City records show three mortgage instruments filed in February 2024. The first is a $36.42 million senior mortgage. The second is a $13.58 million subordinate note. The third is a $16 million agreement from Elite United LLC — a non-bank lender — bringing the total recorded debt to $66 million against a land basis of $30.47 million acquired five months earlier. That implies a total capitalization approaching $97 million for a building that, at 132 residential units, needs to support roughly $500,000 in debt per unit before equity return. For Gowanus new construction in 2024, that number is not impossible — but it requires strong lease-up velocity and rents that the submarket has not historically produced at scale.

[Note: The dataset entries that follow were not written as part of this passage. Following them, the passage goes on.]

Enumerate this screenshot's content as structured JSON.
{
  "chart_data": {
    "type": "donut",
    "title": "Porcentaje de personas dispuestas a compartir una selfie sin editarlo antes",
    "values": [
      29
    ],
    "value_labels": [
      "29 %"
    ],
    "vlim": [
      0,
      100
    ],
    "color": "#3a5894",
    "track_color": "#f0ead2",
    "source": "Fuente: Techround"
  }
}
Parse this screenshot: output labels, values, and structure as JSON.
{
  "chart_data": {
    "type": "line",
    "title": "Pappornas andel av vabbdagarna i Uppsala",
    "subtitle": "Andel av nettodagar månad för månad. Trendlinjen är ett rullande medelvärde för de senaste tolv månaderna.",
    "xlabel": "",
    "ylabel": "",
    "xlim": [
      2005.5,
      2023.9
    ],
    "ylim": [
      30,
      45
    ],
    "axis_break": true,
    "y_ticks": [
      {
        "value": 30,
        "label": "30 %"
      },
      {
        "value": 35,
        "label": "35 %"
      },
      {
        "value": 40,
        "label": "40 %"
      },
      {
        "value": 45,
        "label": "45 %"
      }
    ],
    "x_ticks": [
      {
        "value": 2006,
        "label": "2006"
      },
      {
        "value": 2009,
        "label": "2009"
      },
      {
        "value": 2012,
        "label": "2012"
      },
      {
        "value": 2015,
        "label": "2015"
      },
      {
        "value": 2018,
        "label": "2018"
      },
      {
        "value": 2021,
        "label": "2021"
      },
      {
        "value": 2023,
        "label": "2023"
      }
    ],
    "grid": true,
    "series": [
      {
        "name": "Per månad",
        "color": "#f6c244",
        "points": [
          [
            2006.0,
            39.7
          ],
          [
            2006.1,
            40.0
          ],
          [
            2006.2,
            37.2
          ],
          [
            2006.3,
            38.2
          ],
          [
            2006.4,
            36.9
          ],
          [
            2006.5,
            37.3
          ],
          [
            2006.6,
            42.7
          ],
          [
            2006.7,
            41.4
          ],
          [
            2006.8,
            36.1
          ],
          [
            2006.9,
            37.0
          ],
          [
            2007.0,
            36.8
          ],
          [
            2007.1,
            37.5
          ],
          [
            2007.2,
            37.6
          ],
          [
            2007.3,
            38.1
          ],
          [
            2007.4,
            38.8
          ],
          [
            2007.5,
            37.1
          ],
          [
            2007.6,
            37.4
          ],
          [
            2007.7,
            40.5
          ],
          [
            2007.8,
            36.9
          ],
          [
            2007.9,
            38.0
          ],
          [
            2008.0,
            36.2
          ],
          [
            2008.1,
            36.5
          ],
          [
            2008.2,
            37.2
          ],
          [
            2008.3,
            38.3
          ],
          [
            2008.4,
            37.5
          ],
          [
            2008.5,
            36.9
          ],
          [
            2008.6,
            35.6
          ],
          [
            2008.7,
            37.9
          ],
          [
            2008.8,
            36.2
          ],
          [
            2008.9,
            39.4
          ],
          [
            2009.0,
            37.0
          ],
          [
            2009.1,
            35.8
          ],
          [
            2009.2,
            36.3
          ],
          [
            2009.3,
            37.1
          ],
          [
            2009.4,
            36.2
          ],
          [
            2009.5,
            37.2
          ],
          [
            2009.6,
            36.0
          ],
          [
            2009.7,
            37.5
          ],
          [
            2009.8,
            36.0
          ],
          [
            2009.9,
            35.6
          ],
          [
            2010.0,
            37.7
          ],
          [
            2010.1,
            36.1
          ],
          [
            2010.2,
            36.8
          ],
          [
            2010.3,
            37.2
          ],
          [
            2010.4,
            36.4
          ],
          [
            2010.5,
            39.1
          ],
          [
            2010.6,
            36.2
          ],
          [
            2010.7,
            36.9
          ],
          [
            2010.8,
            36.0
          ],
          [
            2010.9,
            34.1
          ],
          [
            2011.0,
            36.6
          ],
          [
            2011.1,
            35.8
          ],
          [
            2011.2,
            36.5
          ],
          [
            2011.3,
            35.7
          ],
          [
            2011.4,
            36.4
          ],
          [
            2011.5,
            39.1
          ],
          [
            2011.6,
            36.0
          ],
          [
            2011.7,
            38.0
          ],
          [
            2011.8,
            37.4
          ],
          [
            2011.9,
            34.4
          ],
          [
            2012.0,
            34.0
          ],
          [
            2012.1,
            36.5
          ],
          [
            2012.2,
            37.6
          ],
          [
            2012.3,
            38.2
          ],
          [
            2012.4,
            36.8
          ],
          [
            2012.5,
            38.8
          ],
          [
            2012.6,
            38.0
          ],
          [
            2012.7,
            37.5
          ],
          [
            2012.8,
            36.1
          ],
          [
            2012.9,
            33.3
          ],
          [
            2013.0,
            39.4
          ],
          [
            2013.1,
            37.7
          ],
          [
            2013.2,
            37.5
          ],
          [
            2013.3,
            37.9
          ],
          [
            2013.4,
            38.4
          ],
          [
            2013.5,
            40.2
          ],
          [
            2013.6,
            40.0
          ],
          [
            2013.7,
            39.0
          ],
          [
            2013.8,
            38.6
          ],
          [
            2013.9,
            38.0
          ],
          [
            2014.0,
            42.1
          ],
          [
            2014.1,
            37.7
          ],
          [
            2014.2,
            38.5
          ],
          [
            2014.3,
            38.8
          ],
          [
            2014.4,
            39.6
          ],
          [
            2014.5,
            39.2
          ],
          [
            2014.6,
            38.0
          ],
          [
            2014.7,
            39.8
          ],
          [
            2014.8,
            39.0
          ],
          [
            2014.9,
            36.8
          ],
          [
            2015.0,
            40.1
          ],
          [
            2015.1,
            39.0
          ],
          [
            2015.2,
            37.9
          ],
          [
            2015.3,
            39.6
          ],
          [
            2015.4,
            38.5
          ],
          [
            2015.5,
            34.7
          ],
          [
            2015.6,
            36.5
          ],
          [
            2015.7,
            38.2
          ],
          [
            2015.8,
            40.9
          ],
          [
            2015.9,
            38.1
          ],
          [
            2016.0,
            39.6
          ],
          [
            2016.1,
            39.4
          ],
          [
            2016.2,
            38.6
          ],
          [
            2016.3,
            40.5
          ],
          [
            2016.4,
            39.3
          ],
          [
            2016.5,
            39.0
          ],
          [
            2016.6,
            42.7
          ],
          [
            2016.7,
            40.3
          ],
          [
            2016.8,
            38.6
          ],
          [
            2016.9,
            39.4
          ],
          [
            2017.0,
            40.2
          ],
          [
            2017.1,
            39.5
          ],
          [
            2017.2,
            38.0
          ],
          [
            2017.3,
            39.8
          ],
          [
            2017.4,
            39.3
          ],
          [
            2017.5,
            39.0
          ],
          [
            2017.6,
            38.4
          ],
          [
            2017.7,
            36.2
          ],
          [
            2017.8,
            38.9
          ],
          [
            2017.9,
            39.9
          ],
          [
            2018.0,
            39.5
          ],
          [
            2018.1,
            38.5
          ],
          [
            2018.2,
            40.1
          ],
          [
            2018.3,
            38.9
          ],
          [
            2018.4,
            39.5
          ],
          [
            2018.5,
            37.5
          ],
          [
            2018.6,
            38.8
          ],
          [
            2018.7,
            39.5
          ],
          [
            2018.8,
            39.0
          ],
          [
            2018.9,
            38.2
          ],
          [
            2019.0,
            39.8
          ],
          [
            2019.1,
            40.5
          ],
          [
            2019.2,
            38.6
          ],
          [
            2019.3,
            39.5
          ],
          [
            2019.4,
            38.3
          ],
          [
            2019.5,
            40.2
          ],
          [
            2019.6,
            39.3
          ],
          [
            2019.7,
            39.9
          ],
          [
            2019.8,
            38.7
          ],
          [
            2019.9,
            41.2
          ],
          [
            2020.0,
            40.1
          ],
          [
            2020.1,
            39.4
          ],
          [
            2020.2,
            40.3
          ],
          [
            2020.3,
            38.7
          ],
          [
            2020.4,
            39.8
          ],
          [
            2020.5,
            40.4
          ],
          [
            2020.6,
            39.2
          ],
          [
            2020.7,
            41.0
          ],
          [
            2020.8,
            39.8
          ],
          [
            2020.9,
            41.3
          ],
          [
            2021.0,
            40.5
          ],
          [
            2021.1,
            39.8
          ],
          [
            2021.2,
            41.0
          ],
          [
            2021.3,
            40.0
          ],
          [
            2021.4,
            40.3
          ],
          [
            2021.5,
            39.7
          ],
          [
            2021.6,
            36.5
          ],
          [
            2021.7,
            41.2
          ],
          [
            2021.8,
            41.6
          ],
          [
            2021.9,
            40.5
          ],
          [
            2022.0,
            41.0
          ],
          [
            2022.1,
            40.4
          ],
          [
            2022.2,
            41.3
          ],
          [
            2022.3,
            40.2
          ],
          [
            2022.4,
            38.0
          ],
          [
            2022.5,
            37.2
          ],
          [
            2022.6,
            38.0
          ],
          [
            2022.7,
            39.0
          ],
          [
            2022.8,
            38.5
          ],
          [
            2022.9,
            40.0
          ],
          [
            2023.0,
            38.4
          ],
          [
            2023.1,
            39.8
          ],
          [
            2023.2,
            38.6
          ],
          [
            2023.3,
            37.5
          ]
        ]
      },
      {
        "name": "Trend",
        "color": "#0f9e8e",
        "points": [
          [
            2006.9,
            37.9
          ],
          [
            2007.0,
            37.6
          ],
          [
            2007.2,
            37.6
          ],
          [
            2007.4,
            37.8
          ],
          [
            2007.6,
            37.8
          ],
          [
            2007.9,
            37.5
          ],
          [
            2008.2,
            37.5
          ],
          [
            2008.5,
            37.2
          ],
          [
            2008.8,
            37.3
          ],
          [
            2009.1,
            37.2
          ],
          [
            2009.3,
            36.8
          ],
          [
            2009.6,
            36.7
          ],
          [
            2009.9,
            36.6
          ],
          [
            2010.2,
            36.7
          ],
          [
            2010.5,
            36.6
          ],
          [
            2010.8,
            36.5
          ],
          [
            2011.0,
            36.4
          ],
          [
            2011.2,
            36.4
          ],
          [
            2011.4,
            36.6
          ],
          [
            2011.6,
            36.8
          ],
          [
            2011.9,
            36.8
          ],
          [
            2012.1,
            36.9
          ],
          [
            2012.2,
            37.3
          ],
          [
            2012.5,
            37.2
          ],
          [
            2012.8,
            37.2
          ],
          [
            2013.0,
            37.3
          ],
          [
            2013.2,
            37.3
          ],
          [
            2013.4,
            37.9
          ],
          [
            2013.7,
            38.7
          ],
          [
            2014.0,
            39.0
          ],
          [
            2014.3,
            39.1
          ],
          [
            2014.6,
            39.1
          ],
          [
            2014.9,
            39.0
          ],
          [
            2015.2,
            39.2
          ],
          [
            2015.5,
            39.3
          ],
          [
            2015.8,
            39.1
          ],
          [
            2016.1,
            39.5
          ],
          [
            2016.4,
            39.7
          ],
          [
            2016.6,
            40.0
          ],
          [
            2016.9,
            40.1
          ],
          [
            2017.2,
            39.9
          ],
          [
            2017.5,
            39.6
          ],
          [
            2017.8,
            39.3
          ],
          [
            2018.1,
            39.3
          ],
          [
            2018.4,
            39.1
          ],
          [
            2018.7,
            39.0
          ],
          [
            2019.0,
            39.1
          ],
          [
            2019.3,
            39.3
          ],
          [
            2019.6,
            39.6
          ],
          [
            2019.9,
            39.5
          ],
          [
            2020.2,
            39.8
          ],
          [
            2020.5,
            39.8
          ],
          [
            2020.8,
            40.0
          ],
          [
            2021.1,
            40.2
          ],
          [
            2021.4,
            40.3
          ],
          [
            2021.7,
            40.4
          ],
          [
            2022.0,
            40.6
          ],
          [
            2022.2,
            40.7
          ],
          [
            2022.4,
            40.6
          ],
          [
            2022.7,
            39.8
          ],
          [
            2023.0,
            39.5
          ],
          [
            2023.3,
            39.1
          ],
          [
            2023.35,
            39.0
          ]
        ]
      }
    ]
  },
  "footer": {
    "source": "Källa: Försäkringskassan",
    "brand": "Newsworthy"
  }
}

The involvement of Elite United LLC as the $16 million lender is the most important data point in this capital stack. Elite United is not a CMBS shop or a major regional bank. Its presence in the February 2024 closing suggests that the senior debt alone — even at $36.42 million — did not fully fund the project's completion needs, and that the sponsor turned to a private credit source to close the gap. That structure creates a layered repayment obligation at a moment when new Brooklyn multifamily is still proving its rent ceiling. If debt service on $66 million at current rates runs $4.5 to $5 million annually, the building's 132 units need to average $2,900 to $3,200 per month in net rent just to cover the note — before operating expenses, management, or any return to equity.


The Light Tower Thesis

The conventional read on 125 3rd Street, Brooklyn is that it's a brand-new elevator apartment building in a rezoned submarket with strong long-term fundamentals. That read is not wrong — it's just incomplete. What the February 2024 capital structure actually describes is a sponsor under time pressure, using a three-tranche debt package to fund completion and stabilization simultaneously. The asset's performance window is narrow: lease-up needs to be aggressive, and any softness in Gowanus asking rents in 2025 compresses the equity cushion faster than a traditional value-add deal would. The $16 million Elite United instrument will mature before the building has a full year of stabilized NOI on the books.

A sponsor navigating that refinancing timeline in 2025-2026 needs to walk into the market with a clean story — occupancy data, rent roll by unit type, and a clear argument for why Gowanus supports the per-unit debt load. Lenders will ask. The ones who get the best terms will be the ones whose advisors built the narrative before the pitch, not during it.